Redirect Action in CLI syntax must be present before wideflow keyword. Redirect Action Configuration is not accepted if wideflow keyword is missing. This check is performed at run time once user has entered the command.

SUMMARY STEPS

  1. switch# configure terminal
  2. switch(config)# ip access-list name
  3. switch(config-acl)# [sequence-number] {permit | deny} protocol source destination redirect redirect
  4. switch(config-acl)# [sequence-number] {permit | deny} protocol source destination redirect redirect

DETAILED STEPS

  Command or Action Purpose

Step 1

switch# configure terminal

Enters configuration mode.

Step 2

switch(config)# ip access-list name

Creates the IP ACL and enters IP ACL configuration mode. The name argument can be up to 64 characters.

Step 3

switch(config-acl)# [sequence-number] {permit | deny} protocol source destination redirect redirect

Following are the options under redirect.

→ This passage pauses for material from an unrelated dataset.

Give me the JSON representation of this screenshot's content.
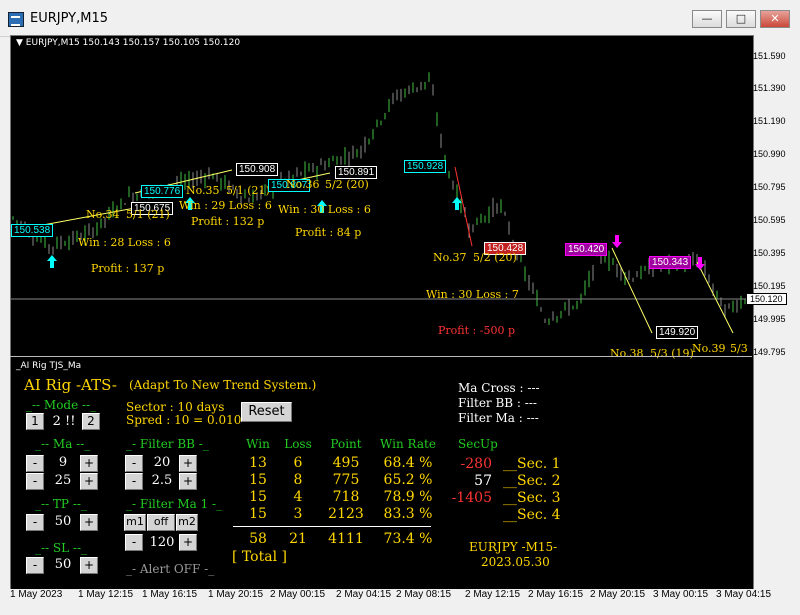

  • redirect—Redirect to interface(s). Syntax example: redirect Ethernet1/1,Ethernet1/2,port-channel1.

  • wideflow—Wide-flow options (mandatory).

Step 4

switch(config-acl)# [sequence-number] {permit | deny} protocol source destination redirect redirect

Following are the optional commands under redirect redirect.

  • redirect—Redirect to interface(s). Syntax example: redirect Ethernet1/1,Ethernet1/2,port-channel1.

  • set-vlan—Set vlan value for traffic egressing via redirect ports(s).

  • strip-vlan—Send vlan untagged packet from redirect port(s).

  • wideflow—Wide-flow options (mandatory).